Category Descriptive Accounts

Type Publication Account

Permalink http://canmore.org.uk/event/1016987

There are three settings of stones in the field, two of which were excavated in 1970. The first now comprises three uprights, but excavation revealed that there were originally eight set out in a rectangular arrangement with the largest stones at the corners. There are four stones of the second setting, but it too had originally comprised eight uprights. Charcoal and cremated bones survived from the prehistoric period but it is likely that the sites had been deliberately slighted in Victorian times, for a beer bottle was discovered under one of the toppled stones. The third setting consists of a massive boulder at the centre with two taller flanking stones, a layout that has been compared to that of the recumbent stone circles of Grampian.
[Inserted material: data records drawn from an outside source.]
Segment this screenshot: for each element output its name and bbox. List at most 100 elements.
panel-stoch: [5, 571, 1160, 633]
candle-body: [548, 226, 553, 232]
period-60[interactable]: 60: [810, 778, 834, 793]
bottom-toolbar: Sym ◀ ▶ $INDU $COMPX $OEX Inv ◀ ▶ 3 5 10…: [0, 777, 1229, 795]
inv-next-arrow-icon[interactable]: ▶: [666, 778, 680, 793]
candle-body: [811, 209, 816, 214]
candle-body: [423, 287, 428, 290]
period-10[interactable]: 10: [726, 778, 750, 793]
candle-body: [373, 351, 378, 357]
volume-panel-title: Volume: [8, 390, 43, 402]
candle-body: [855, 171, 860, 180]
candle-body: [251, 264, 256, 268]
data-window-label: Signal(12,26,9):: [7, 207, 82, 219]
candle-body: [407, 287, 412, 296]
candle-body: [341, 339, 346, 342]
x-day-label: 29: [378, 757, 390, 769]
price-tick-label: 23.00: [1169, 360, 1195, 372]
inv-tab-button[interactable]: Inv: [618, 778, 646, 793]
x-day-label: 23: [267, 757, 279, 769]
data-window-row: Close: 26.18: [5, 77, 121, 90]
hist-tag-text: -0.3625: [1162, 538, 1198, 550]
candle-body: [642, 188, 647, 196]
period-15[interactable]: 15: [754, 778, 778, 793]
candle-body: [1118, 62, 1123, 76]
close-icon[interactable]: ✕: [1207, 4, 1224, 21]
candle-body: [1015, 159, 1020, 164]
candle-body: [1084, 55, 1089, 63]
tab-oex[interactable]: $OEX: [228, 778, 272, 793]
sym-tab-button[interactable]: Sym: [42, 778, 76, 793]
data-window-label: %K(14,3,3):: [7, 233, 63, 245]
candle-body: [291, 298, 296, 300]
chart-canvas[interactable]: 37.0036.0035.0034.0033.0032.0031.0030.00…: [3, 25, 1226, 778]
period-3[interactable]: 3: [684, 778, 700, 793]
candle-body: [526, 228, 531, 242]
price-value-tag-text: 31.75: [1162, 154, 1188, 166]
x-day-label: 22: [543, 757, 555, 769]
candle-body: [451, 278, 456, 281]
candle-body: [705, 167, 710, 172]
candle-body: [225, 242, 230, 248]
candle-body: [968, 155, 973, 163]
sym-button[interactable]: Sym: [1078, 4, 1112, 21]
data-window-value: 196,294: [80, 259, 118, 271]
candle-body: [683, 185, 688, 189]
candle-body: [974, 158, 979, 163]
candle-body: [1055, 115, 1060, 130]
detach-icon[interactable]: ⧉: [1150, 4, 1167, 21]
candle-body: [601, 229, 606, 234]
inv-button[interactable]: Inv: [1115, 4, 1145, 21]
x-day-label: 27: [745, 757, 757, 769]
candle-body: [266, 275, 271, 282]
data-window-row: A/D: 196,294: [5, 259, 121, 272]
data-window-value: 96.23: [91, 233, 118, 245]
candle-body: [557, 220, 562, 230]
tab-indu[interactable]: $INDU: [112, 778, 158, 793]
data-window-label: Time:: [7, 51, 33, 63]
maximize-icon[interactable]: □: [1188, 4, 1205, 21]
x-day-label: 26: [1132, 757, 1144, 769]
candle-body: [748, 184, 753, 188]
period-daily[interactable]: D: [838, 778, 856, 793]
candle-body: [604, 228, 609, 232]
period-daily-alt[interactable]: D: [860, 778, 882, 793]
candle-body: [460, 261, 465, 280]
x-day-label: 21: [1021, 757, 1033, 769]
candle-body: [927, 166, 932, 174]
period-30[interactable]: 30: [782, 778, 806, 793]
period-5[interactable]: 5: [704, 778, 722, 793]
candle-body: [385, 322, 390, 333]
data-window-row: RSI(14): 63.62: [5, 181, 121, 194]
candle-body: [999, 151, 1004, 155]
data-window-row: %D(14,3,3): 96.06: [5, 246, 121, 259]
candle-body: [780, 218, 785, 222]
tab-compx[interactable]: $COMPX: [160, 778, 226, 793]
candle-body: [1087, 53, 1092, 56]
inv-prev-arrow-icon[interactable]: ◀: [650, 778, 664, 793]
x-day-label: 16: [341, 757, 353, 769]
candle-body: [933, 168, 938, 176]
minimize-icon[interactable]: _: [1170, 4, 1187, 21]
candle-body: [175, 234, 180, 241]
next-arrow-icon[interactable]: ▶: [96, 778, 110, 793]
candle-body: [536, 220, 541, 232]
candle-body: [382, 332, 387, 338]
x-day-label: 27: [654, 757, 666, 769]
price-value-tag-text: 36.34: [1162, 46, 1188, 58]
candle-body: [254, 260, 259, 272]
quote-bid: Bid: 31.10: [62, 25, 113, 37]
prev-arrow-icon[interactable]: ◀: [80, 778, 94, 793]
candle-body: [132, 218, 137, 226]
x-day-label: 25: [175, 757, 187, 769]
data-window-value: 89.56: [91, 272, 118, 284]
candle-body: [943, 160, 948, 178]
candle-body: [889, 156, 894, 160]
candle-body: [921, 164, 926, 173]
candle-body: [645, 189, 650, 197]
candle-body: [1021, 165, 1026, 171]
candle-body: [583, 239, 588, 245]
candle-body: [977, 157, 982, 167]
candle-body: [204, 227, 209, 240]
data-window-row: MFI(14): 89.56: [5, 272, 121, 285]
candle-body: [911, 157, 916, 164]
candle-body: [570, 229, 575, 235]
On the flat river-terrace to the south-east of the village there is an unusual medieval earthwork of a class known as homestead moats (NN 734466); described on early editions of Ordnance Survey maps as Praetorium and thought of as part of a Roman camp, it, is in fact a rectangular moat with an inner and formerly an outer bank, within which there would originally have been timber buildings and perhaps a wooden stockade associated with the inner bank. The ditch is about 15 m broad and the central area is about 1.5 m above the level of the surrounding ground. There is an entrance causeway on the eastern flank of the moat.

Further to the west there is a mound with a cupmarked stone (NN 731465), and to the west near Bridge of Lyon (and visible from the road) there is what may be a neolithic long cairn (NN 729465); to the south-west of the moat there is a fine standing stone some 2 m high (NN 731464).

Information from ‘Exploring Scotland’s Heritage: Fife and Tayside’, (1987).